Just an article i found regarding battlefield 3 mod tools
Quote:
Many fans in the Battlefield community of late have been upset about what appears to be DICE walking away from their historic support of modifications. I, as someone who has been in the Battlefield modding community since October 2002, and have seen it all, would like to set a few things straight. I would also like to present what I think the community should be asking for, instead of what they have been demanding.
Much of the community talkback has revolved around two things: decrying DICEs walking away from their ‘roots’ by not supporting mods the way they used to, and a demand for an editor. This line of conversation ignores what those of us around at the beginning know: DICE mod support has always been sketchy at best, and the release of an editor with Battlefield 2 was an exception, not a rule.
DICEs first official map editor was the editor they released for BF1942, called BattleCraft. But BattleCraft was actually a community map editor, being worked on by a community member during a time when we had no tools at all. DICE hired the person making BattleCraft early in its development and we didn’t hear anything of it until late in BF1942’s life cycle. This was a time when anything we had was software intended for other uses (like Daylon Leveller) or made by the community, like the RFA Extractor without which we could not have done anything.
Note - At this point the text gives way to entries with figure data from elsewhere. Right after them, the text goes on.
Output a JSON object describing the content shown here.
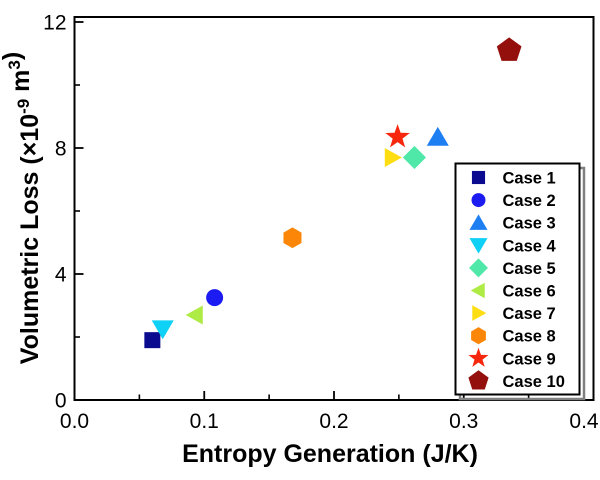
{
  "figure": {
    "background": "#FFFFFF",
    "frame_color": "#000000",
    "text_color": "#000000"
  },
  "chart_data": {
    "type": "scatter",
    "title": "",
    "xlabel": "Entropy Generation (J/K)",
    "ylabel": "Volumetric Loss (×10⁻⁹ m³)",
    "ylabel_parts": [
      {
        "text": "Volumetric Loss (×10",
        "sup": false
      },
      {
        "text": "-9",
        "sup": true
      },
      {
        "text": " m",
        "sup": false
      },
      {
        "text": "3",
        "sup": true
      },
      {
        "text": ")",
        "sup": false
      }
    ],
    "xlim": [
      0.0,
      0.4
    ],
    "ylim": [
      0,
      12
    ],
    "x_major_ticks": [
      0.0,
      0.1,
      0.2,
      0.3,
      0.4
    ],
    "x_tick_labels": [
      "0.0",
      "0.1",
      "0.2",
      "0.3",
      "0.4"
    ],
    "x_minor_ticks": [
      0.05,
      0.15,
      0.25,
      0.35
    ],
    "y_major_ticks": [
      0,
      4,
      8,
      12
    ],
    "y_tick_labels": [
      "0",
      "4",
      "8",
      "12"
    ],
    "y_minor_ticks": [
      2,
      6,
      10
    ],
    "grid": false,
    "legend": {
      "position": "inside-lower-right",
      "border_color": "#000000",
      "shadow_color": "#808080",
      "fill": "#FFFFFF"
    },
    "series": [
      {
        "name": "Case 1",
        "marker": "square",
        "color": "#0B0B8F",
        "size": 16,
        "x": 0.06,
        "y": 1.9
      },
      {
        "name": "Case 2",
        "marker": "circle",
        "color": "#1B1BF2",
        "size": 17,
        "x": 0.108,
        "y": 3.25
      },
      {
        "name": "Case 3",
        "marker": "triangle-up",
        "color": "#1E7FF2",
        "size": 22,
        "x": 0.28,
        "y": 8.35
      },
      {
        "name": "Case 4",
        "marker": "triangle-down",
        "color": "#0FD0F5",
        "size": 22,
        "x": 0.068,
        "y": 2.25
      },
      {
        "name": "Case 5",
        "marker": "diamond",
        "color": "#4FE8A8",
        "size": 21,
        "x": 0.262,
        "y": 7.7
      },
      {
        "name": "Case 6",
        "marker": "triangle-left",
        "color": "#AEEB45",
        "size": 19,
        "x": 0.093,
        "y": 2.7
      },
      {
        "name": "Case 7",
        "marker": "triangle-right",
        "color": "#FFDD13",
        "size": 19,
        "x": 0.245,
        "y": 7.7
      },
      {
        "name": "Case 8",
        "marker": "hexagon",
        "color": "#FB8608",
        "size": 20,
        "x": 0.168,
        "y": 5.15
      },
      {
        "name": "Case 9",
        "marker": "star",
        "color": "#F7270E",
        "size": 23,
        "x": 0.249,
        "y": 8.35
      },
      {
        "name": "Case 10",
        "marker": "pentagon",
        "color": "#94100D",
        "size": 24,
        "x": 0.335,
        "y": 11.1
      }
    ]
  }
}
The editor which made modding for BF1942 easier and to which many BF1942 mods owed their life was called Editor42. It was superior to what ended up being BattleCraft in every way, it came out early, and most of all – it had nothing to do with DICE. It was made by a French Canadian named CoinCoin, and beta tested by another community member, named AudioGod, and myself (then known as Augustus). Editor42 was so good in fact, CoinCoin changed the license terms to say commercial use required payment, due to suspicions he had that EA and DICE were using it themselves (based upon approaches EA had made to him to offer ‘helpful advice’). Editor42 was always the preferred editor in the community, even after BattleCraft was released.
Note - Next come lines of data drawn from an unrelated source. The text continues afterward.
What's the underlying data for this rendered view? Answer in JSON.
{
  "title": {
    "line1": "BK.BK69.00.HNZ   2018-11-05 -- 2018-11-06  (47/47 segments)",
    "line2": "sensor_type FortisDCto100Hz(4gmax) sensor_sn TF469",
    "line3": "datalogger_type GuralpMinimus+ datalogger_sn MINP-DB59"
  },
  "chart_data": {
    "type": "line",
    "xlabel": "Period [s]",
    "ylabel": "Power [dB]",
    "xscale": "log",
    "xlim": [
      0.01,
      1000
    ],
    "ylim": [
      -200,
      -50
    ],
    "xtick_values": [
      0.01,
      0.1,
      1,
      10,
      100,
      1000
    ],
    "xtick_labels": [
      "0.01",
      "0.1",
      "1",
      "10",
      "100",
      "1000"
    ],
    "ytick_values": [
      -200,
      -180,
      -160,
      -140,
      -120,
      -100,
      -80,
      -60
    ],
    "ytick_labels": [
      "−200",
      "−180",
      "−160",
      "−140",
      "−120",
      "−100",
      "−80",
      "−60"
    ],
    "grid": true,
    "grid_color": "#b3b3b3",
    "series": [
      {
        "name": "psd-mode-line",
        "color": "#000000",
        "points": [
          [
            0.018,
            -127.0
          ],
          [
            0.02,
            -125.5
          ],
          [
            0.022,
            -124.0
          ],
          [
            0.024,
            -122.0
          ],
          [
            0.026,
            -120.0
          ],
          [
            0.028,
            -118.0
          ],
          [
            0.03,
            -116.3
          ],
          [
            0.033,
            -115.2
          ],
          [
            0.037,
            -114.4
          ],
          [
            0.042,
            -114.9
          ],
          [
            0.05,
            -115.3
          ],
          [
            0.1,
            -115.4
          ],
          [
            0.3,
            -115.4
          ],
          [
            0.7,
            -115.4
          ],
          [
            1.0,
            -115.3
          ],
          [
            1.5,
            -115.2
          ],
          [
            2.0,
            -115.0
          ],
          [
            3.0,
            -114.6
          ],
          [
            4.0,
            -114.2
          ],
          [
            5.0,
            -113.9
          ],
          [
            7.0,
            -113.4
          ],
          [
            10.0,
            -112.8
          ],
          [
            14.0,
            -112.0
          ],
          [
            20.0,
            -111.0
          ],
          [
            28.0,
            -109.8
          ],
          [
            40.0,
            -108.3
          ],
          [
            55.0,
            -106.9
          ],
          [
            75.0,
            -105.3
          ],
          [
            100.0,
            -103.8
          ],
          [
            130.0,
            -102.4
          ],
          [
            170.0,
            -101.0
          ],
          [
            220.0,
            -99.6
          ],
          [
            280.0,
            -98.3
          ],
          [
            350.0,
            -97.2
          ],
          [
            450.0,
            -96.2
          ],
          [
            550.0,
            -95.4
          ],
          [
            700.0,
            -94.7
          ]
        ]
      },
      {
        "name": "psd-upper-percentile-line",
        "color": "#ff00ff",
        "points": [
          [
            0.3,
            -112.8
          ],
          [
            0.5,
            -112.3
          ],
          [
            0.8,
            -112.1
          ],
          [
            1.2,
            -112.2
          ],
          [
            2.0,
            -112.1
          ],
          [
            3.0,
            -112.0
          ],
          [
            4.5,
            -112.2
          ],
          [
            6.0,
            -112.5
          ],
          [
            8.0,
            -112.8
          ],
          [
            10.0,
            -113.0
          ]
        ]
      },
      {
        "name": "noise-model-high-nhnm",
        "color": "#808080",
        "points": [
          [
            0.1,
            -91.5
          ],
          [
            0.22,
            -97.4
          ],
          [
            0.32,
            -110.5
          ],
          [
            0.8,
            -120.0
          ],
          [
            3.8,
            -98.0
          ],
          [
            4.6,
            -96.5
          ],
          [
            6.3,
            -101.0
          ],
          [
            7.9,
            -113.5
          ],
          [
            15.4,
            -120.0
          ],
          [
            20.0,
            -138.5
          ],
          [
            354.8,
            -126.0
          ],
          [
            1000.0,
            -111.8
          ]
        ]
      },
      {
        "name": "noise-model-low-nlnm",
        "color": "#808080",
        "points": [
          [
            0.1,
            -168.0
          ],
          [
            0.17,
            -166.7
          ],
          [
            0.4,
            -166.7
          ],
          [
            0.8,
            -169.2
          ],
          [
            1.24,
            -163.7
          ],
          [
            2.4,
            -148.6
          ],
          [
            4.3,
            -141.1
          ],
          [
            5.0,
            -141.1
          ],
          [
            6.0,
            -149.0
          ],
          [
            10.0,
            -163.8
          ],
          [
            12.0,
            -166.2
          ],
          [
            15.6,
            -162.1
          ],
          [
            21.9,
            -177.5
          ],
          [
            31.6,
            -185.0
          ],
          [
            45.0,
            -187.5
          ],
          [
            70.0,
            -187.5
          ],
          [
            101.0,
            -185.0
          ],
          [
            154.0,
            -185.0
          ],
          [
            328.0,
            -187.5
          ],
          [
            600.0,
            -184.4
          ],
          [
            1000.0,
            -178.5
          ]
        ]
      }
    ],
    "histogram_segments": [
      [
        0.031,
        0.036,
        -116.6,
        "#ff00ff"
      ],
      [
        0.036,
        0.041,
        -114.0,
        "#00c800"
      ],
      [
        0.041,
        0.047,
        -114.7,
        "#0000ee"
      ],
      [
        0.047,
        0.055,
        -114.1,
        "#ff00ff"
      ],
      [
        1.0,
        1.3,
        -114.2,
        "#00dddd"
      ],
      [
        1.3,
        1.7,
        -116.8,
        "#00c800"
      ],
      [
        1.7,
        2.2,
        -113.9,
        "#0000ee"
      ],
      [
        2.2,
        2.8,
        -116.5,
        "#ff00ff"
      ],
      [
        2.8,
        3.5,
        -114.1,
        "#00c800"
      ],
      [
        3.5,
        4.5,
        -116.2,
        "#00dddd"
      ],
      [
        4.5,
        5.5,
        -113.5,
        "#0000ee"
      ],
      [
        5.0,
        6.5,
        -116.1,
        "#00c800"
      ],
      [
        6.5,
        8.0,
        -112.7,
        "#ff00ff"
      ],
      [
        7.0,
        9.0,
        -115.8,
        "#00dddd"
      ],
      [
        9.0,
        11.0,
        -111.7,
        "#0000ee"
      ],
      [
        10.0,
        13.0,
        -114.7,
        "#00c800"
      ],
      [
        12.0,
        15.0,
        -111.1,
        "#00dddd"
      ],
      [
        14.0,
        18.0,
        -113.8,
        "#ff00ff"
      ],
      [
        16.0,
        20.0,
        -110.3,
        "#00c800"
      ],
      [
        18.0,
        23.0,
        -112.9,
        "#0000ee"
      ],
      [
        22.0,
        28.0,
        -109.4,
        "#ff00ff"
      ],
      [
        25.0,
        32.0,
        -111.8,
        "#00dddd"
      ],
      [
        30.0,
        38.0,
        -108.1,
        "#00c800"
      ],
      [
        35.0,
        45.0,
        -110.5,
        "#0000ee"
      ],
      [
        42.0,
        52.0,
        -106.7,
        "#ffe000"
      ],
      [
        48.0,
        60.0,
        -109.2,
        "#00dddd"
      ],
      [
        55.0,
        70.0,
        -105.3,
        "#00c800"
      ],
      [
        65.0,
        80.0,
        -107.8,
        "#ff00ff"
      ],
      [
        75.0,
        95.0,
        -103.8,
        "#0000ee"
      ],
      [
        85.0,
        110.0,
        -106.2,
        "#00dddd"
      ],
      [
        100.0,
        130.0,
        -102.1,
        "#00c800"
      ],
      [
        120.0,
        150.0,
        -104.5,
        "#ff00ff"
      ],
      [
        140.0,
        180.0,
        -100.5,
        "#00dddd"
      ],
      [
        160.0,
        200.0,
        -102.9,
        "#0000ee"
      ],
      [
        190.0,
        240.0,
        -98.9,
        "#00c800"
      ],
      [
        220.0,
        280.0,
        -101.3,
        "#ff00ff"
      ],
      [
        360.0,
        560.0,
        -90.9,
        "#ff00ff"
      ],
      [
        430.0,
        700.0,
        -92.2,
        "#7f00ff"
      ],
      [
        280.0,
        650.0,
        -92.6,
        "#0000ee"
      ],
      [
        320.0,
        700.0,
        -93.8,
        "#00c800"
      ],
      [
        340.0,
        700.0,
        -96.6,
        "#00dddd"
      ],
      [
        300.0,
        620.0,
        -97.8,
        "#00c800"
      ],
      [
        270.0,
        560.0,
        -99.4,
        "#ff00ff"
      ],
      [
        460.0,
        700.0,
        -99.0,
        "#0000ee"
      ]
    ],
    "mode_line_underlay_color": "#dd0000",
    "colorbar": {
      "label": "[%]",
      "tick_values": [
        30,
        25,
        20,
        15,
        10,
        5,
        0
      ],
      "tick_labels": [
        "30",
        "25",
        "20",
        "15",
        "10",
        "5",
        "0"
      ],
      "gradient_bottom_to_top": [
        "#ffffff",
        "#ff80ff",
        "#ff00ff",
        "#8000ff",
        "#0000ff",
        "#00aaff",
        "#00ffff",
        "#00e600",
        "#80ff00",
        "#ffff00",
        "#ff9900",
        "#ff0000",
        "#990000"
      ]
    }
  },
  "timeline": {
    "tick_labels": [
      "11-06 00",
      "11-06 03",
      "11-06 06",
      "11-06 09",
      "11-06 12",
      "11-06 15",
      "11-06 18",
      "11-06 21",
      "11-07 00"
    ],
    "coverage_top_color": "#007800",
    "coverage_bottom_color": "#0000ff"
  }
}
None of the most important tools had anything to do with DICE. Battlefield modding started out with people making maps entirely using notepad for object placement and 3dsMax for terrain texturing (and most other tasks, thanks to RexMan, later a Desert Combat developer).
By and large, DICEs mod tools had come out long after the community had already worked everything out for themselves, and had made software and 3dsMax scripts to do it all (DICEs Mod Tool download was actually a collection of MaxScripts made by RexMan, repackaged). DICE also consistently underestimated what the community was capable of; never believing the community could make a working helicopter with the existing code. This trait is still evident today with their patronising claims they can’t release their Frostbite 2 editor because their engine is too complicated for us.
Criticising DICE for not releasing mod tools ignores the history of Battlefield modding, which is a history of doing it ourselves, with only a little help from them. That is after all, the spirit of modding. What we should be campaigning for are two simple things: a custom game menu item so that mods can actually be used (no one seems to have even bothered asking for this!), and some kind of extractor tool to enable us to decompile their files. From there, we can do the rest. Our community is chock full of smart people who love the challenge, and if BF3 is as big a game as we hope it will be, there will be even more of them.
So get the word out – stop whingeing and ask for something DICE might actually see as a small thing that won’t cost them anything to give us. We’ll do the rest.